Is this really how most programmers work, though? When I'm learning a new language or tool, sure, but after that it's mostly just the activity of writing the code.

1 comments

> Is this really how most programmers work, though?

Yes, well, I guess it depends on how mundane the coding is. It is possible that a programmer spends a lot of time typing and not a lot of time thinking, but then it is probably brain dead boilerplate that should have been automated somehow.

> When I'm learning a new language or tool, sure, but after that it's mostly just the activity of writing the code.

I guess it depends on what you mean by "writing code".

See: https://news.ycombinator.com/item?id=2039522

Look, I'm not trying to get into an argument with you here, but:

1) You are not an authority on all programmers, or even most programmers.

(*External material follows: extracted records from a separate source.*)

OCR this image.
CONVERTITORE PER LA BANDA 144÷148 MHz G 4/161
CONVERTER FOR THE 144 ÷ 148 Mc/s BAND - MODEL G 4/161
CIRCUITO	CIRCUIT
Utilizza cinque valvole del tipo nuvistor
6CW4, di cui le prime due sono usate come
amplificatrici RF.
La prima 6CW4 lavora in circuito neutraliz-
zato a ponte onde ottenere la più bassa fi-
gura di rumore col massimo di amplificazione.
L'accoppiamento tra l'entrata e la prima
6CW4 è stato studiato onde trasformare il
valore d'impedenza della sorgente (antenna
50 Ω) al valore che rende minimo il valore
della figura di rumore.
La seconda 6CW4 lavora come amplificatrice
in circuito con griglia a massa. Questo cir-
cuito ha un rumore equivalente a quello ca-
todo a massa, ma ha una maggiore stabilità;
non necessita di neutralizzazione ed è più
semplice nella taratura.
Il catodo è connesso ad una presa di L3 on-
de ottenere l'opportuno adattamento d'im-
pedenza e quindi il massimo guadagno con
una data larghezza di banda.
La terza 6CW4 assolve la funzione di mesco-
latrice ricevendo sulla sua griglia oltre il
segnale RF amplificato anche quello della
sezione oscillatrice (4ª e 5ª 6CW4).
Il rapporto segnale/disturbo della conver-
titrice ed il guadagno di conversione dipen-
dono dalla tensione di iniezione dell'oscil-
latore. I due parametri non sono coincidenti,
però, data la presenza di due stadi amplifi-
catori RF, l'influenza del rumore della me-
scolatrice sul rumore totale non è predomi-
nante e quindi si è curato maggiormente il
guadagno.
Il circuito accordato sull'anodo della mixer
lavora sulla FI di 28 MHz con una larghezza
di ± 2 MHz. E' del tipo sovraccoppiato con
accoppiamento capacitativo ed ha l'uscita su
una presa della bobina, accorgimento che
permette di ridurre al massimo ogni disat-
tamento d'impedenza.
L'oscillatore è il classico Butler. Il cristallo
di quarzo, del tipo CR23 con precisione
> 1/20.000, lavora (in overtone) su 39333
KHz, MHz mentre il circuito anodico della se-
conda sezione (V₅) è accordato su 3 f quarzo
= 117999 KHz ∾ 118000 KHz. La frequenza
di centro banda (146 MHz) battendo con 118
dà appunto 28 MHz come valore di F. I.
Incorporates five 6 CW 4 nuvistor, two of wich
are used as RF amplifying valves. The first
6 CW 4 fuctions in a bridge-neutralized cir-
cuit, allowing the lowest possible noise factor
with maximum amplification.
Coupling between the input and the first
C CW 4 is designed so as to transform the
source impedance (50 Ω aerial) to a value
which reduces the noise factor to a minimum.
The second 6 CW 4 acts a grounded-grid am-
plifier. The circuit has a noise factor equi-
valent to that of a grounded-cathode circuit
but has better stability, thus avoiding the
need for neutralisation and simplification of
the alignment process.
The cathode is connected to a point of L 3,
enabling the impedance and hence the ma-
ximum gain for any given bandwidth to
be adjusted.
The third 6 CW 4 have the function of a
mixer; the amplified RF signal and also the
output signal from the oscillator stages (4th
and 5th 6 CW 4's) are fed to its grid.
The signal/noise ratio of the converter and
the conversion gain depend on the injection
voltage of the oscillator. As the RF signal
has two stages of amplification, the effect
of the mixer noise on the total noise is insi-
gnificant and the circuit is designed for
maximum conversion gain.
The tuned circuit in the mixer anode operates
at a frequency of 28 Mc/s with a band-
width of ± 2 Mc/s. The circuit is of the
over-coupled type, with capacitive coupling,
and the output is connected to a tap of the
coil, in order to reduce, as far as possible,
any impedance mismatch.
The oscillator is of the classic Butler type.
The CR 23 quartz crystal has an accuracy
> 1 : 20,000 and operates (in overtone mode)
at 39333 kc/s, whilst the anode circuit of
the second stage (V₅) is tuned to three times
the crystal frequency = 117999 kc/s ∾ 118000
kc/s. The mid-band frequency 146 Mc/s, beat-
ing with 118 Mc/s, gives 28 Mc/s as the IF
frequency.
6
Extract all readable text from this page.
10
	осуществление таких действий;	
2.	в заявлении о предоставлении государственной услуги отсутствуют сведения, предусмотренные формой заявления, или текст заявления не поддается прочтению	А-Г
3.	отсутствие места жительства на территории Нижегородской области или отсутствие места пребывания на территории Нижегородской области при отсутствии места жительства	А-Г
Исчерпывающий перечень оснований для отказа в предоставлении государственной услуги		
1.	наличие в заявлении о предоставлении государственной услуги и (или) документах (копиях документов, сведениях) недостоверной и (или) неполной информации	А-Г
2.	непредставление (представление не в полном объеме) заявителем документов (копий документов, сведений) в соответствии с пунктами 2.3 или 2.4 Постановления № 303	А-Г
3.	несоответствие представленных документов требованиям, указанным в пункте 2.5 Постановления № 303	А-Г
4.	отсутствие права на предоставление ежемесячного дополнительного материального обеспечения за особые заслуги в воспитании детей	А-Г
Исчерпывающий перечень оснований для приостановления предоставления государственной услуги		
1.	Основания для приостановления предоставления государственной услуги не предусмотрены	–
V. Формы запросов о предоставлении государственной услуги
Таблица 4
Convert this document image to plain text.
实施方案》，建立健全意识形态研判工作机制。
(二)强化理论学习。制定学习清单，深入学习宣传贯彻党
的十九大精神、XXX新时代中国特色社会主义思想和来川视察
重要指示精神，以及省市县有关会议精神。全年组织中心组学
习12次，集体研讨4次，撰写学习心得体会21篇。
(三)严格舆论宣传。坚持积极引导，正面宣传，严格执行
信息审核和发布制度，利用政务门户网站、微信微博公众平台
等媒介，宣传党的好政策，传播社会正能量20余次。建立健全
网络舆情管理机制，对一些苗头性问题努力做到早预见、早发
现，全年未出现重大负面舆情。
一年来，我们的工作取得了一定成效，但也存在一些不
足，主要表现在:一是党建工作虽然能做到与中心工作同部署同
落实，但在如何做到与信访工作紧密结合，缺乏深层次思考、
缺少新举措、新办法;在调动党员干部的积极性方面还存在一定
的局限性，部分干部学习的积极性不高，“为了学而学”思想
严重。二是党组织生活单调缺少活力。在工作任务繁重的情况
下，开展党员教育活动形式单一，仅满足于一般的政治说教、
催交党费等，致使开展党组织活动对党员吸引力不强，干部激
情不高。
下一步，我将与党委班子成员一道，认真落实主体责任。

2) The primary way that programmers express their work is by typing. The idea that programmers don't do very much typing, or that typing comfort/safety isn't relevant to programers is demonstrably absurd.

>"it is probably brain dead boilerplate that should have been automated somehow."

3) This thinly veiled derision is, imho, not constructive/rude. Do you consider the linux kernal "brain dead boilerplate"? Just some quick googling shows that the per developer code contribution is about 11,000 loc per release. That is code that was in the release, and doesn't even account for code that was typed, then removed, then retyped, etc.

Believe whatever you want, but I find the idea that programmers somehow don't need to care about ergonomics extremely shortsighted.

Again, there is plenty of opinion that programming is much more thinking than typing. Any programmer who says they code at even 20 wpm is probably BSing, or are caught doing a lot of transcription work.

You can write 11K lines of code without continuously typing a lot, especially over a few weeks.